# Comets



## jrista (Nov 27, 2013)

Well, this seems to be the month of comets. In addition to Encke, ISON, and the new Lovejoy, four other comets were discovered this month (C/2013 V1 (BOATTINI), C/2013 V2 (BORISOV), C/2013 V3 (NEVSKI), C/2013 V5 (OUKAIMEDEN)). Nevski and Oukaimenden are moving right along. Nevski is passing by the constellation Leo, and Oukaimeden is approaching Jupiter in the sky. Not sure if/when they might put on a show, but currently, we have Encke (a main belt periodic), ISON and Lovejoy sharing the sky and putting on a show for at least binoculars and telescopes.

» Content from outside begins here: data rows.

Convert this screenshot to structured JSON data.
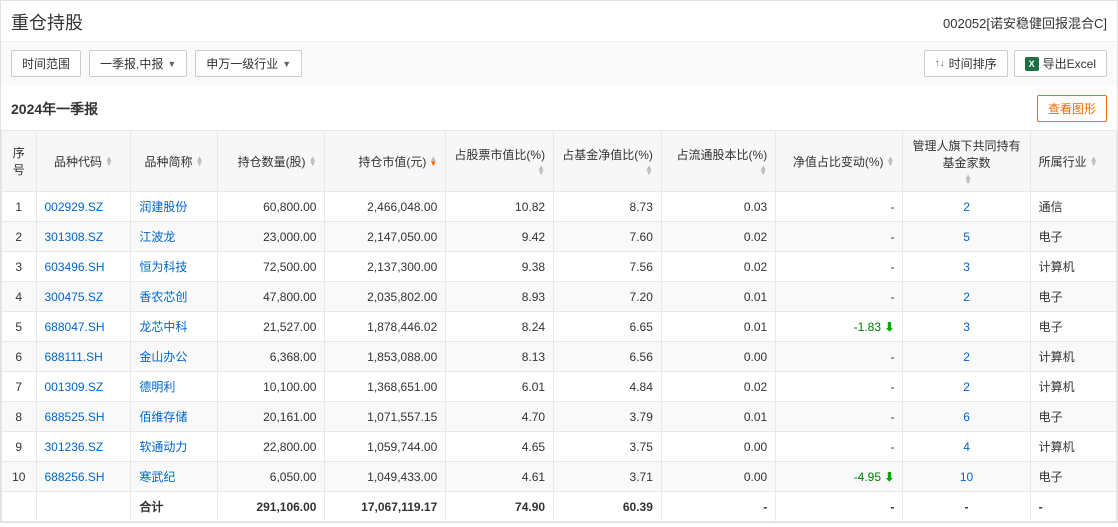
{
  "header": {
    "title": "重仓持股",
    "fund_code": "002052[诺安稳健回报混合C]"
  },
  "toolbar": {
    "time_range": "时间范围",
    "period": "一季报,中报",
    "industry": "申万一级行业",
    "time_sort": "时间排序",
    "export_excel": "导出Excel"
  },
  "section": {
    "subtitle": "2024年一季报",
    "view_chart": "查看图形"
  },
  "columns": [
    {
      "key": "idx",
      "label": "序号"
    },
    {
      "key": "code",
      "label": "品种代码"
    },
    {
      "key": "name",
      "label": "品种简称"
    },
    {
      "key": "qty",
      "label": "持仓数量(股)"
    },
    {
      "key": "val",
      "label": "持仓市值(元)",
      "sort": "desc-active"
    },
    {
      "key": "pct1",
      "label": "占股票市值比(%)"
    },
    {
      "key": "pct2",
      "label": "占基金净值比(%)"
    },
    {
      "key": "pct3",
      "label": "占流通股本比(%)"
    },
    {
      "key": "chg",
      "label": "净值占比变动(%)"
    },
    {
      "key": "mgr",
      "label": "管理人旗下共同持有基金家数"
    },
    {
      "key": "ind",
      "label": "所属行业"
    }
  ],
  "rows": [
    {
      "idx": "1",
      "code": "002929.SZ",
      "name": "润建股份",
      "qty": "60,800.00",
      "val": "2,466,048.00",
      "pct1": "10.82",
      "pct2": "8.73",
      "pct3": "0.03",
      "chg": "-",
      "mgr": "2",
      "ind": "通信"
    },
    {
      "idx": "2",
      "code": "301308.SZ",
      "name": "江波龙",
      "qty": "23,000.00",
      "val": "2,147,050.00",
      "pct1": "9.42",
      "pct2": "7.60",
      "pct3": "0.02",
      "chg": "-",
      "mgr": "5",
      "ind": "电子"
    },
    {
      "idx": "3",
      "code": "603496.SH",
      "name": "恒为科技",
      "qty": "72,500.00",
      "val": "2,137,300.00",
      "pct1": "9.38",
      "pct2": "7.56",
      "pct3": "0.02",
      "chg": "-",
      "mgr": "3",
      "ind": "计算机"
    },
    {
      "idx": "4",
      "code": "300475.SZ",
      "name": "香农芯创",
      "qty": "47,800.00",
      "val": "2,035,802.00",
      "pct1": "8.93",
      "pct2": "7.20",
      "pct3": "0.01",
      "chg": "-",
      "mgr": "2",
      "ind": "电子"
    },
    {
      "idx": "5",
      "code": "688047.SH",
      "name": "龙芯中科",
      "qty": "21,527.00",
      "val": "1,878,446.02",
      "pct1": "8.24",
      "pct2": "6.65",
      "pct3": "0.01",
      "chg": "-1.83",
      "chg_dir": "down",
      "mgr": "3",
      "ind": "电子"
    },
    {
      "idx": "6",
      "code": "688111.SH",
      "name": "金山办公",
      "qty": "6,368.00",
      "val": "1,853,088.00",
      "pct1": "8.13",
      "pct2": "6.56",
      "pct3": "0.00",
      "chg": "-",
      "mgr": "2",
      "ind": "计算机"
    },
    {
      "idx": "7",
      "code": "001309.SZ",
      "name": "德明利",
      "qty": "10,100.00",
      "val": "1,368,651.00",
      "pct1": "6.01",
      "pct2": "4.84",
      "pct3": "0.02",
      "chg": "-",
      "mgr": "2",
      "ind": "计算机"
    },
    {
      "idx": "8",
      "code": "688525.SH",
      "name": "佰维存储",
      "qty": "20,161.00",
      "val": "1,071,557.15",
      "pct1": "4.70",
      "pct2": "3.79",
      "pct3": "0.01",
      "chg": "-",
      "mgr": "6",
      "ind": "电子"
    },
    {
      "idx": "9",
      "code": "301236.SZ",
      "name": "软通动力",
      "qty": "22,800.00",
      "val": "1,059,744.00",
      "pct1": "4.65",
      "pct2": "3.75",
      "pct3": "0.00",
      "chg": "-",
      "mgr": "4",
      "ind": "计算机"
    },
    {
      "idx": "10",
      "code": "688256.SH",
      "name": "寒武纪",
      "qty": "6,050.00",
      "val": "1,049,433.00",
      "pct1": "4.61",
      "pct2": "3.71",
      "pct3": "0.00",
      "chg": "-4.95",
      "chg_dir": "down",
      "mgr": "10",
      "ind": "电子"
    }
  ],
  "sum": {
    "label": "合计",
    "qty": "291,106.00",
    "val": "17,067,119.17",
    "pct1": "74.90",
    "pct2": "60.39",
    "pct3": "-",
    "chg": "-",
    "mgr": "-",
    "ind": "-"
  },
  "style": {
    "link_color": "#0066cc",
    "neg_color": "#008000",
    "accent_color": "#ff6600",
    "header_bg": "#f7f7f7",
    "row_alt_bg": "#f9f9f9",
    "border_color": "#e8e8e8"
  }
}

Given the plethora of cometary beauties moving through the skies right now, I thought it might be worth it to start a Comet thread. I had originally intended to have a Celestron EdgeHD 11" with their DX equatorial tracking mount...but circumstances have left me with only a 600mm f/4 lens. Not particularly ideal, but it allowed me to get a basic shot of Lovejoy:







If you've been photographing comets (especially if you have a tracking mount and a telescope), post em here! Would love to see them!


----------



## StudentOfLight (Dec 3, 2013)

Thanks for the info. I really need to start planning a trip out into the bush.


----------